Si, au lien de prendre l'unité de mon développement dans la différence des positions naturelles, je l'avais prise dans celle des positions sociales, j'aurais pu vous montrer également la femme trouvant tour à tour dans une condition d'égalité, de supériorité ou d'infériorité, des ressources spéciales pour accomplir la mission de son sexe. Il faut abandonner cette matière à vos méditations personnelles. Cependant, il est une classe de femmes que je ne laisserai pas sortir sans quelques paroles d'encouragement, parce que je crois qu'elle en a besoin, et que j'estime qu'elle y a droit. Fille chrétienne que Dieu a mise à l'humble rang de servante, l'esprit niveleur de ce siècle, qui gâte toutes les conditions inférieures, ne vous a pas tellement gagnée, je l'espère, que vous ne puissiez accepter les épreuves de la vôtre, je dis plus, en apprécier les compensations et les avantages. Mais vous dites peut-être en vous-même : Cette belle mission de la femme, c'est pour tout le monde excepté pour moi ! que peut faire une pauvre servante, qui vit dans la dépendance d'autrui? Écoutez bien ma réponse: vous pouvez accomplir la mission de votre sexe, je ne dis pas malgré cette dépendance, mais à la faveur de cette dépendance même.

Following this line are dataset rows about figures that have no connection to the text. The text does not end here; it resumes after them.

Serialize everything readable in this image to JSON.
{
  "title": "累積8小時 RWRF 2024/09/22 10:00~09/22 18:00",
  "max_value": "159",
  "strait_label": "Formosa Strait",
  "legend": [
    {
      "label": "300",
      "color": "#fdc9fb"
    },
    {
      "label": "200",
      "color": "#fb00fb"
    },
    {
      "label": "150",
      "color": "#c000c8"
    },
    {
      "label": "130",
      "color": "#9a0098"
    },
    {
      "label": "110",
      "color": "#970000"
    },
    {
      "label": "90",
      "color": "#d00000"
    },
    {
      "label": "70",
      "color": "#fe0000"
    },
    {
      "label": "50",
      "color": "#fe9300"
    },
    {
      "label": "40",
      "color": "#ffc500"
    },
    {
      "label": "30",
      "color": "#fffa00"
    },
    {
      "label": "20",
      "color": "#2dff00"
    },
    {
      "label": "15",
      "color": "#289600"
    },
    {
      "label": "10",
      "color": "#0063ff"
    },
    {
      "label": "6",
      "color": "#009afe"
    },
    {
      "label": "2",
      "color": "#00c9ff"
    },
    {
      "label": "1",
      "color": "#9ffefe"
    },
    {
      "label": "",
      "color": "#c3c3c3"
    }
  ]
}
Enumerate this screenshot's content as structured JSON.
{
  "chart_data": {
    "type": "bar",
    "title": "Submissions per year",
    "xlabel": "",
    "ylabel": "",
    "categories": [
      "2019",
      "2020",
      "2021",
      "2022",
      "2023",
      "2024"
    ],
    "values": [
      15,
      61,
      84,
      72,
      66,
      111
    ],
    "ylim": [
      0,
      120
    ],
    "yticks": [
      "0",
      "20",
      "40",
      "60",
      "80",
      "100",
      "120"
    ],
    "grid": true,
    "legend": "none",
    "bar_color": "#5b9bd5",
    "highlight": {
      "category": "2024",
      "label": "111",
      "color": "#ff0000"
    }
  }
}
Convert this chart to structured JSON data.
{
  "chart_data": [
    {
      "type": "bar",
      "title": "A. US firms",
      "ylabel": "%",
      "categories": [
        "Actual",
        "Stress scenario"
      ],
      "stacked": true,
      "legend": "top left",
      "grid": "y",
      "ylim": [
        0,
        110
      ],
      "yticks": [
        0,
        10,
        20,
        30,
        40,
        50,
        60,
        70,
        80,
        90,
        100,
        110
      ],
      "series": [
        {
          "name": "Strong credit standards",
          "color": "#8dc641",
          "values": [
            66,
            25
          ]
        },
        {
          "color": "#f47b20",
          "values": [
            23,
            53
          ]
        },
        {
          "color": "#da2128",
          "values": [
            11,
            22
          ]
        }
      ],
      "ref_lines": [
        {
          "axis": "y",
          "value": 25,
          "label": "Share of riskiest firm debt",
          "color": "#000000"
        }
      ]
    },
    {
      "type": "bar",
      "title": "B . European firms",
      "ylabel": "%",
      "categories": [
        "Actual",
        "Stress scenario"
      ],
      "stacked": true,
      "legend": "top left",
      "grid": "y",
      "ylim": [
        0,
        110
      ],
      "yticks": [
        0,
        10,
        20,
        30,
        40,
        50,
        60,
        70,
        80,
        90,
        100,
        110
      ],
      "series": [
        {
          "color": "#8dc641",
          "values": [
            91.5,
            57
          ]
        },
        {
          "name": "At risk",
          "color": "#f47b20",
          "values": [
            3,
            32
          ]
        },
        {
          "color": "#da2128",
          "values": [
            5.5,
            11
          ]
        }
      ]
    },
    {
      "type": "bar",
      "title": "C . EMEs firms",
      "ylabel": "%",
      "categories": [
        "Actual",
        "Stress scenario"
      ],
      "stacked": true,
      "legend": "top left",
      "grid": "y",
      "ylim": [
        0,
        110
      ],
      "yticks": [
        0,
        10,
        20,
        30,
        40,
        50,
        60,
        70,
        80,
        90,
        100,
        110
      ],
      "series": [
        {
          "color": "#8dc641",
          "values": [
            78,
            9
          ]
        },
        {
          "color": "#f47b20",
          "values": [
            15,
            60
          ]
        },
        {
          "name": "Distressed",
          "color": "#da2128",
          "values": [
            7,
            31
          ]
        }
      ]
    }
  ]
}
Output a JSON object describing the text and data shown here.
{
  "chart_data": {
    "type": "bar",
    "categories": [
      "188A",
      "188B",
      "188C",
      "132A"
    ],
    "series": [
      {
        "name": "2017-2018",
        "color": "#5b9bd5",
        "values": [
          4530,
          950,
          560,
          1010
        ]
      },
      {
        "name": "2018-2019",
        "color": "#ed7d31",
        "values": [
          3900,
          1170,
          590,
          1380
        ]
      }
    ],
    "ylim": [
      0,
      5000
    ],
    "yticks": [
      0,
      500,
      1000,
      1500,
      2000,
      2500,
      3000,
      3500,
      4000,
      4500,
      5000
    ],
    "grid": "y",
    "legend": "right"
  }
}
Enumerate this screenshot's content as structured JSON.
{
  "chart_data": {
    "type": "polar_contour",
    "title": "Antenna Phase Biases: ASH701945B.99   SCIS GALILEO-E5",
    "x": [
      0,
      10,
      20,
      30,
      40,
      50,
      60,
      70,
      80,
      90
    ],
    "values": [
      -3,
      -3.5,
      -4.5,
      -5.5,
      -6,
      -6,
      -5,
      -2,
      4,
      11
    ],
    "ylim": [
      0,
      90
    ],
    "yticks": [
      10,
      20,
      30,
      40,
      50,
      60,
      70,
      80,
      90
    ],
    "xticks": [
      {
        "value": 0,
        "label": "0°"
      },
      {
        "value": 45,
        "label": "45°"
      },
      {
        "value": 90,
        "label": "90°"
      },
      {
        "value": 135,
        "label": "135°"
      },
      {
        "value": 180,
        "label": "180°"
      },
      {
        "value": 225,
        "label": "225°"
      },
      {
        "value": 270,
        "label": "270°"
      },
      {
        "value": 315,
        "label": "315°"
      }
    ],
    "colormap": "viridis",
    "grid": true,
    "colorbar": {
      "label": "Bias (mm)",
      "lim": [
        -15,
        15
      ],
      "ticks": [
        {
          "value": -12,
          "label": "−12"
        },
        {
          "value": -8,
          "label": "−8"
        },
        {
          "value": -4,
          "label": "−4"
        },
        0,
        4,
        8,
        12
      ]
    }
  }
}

Bien des femmes ont forcé les choses pour se créer une voie d'obéissance; elles se trompaient: c'était substituer leur sagesse à celle de Dieu. Mais leur erreur tenait à un profond instinct de femme, auquel Dieu a pris soin de donner satisfaction chez vous, en choisissant pour vous la dernière place. Cette place est celle que le Seigneur a préférée, lui qui a pris la forme de serviteur (*42) » et qui « est venu, » j'aime à le répéter, « non pour être servi, mais pour servir (*43). » A-t-elle fait obstacle à son oeuvre ? N'en a-t-elle pas été l'appui, la condition, la vie ? Elle sera tout cela pour la vôtre, croyez-le bien, si vous entrez dans l'esprit du Maître.

 

À peine pourrais-je nommer quelqu'un qui contribue plus à l'ordre, à la prospérité, au bonheur d'une maison, que la servante vraiment chrétienne, surtout aujourd'hui que ce trésor est si rare, hélas ! et si imparfaitement apprécié, quand il se trouve. Cette sainte fille, « obéissant à ses maîtres avec tremblement, dans la simplicité de son coeur, comme à Christ; ne les servant pas seulement sous leurs yeux, mais faisant de bon coeur la volonté de Dieu; » soigneuse de leur complaire, évitant de les contredire; épousant tous leurs intérêts, et fidèle jusqu'au scrupule; s'accommodant à leurs infirmités au dedans, et les couvrant au dehors, bonne et noble fille, du voile de sa charité élevant enfin sa condition à la hauteur de ses sentiments, libre par la foi, esclave par l'amour (*44): quel don de Dieu pour une famille ! Sentez cette faveur vous qui l'avez reçue, sans attendre que Dieu vous en révèle le prix en vous la retirant, et en remplaçant cette pieuse fille par une de ces servantes comme il y en a tant, pleine du monde et d'elle-même, mal à l'aise et comme en prison dans l'intérieur, en complot permanent avec le dehors comme un traître dans une place assiégée, contenue à peine par une surveillance plus fatigante à exercer qu'à subir, aussi soigneuse de sa personne en public que négligée en particulier, semant par la ville les secrets domestiques, curieuse, babillarde, difficile, au reste liée par le seul intérêt, et n'attendant que l'appât du gain pour rompre un joug qui lui pèse.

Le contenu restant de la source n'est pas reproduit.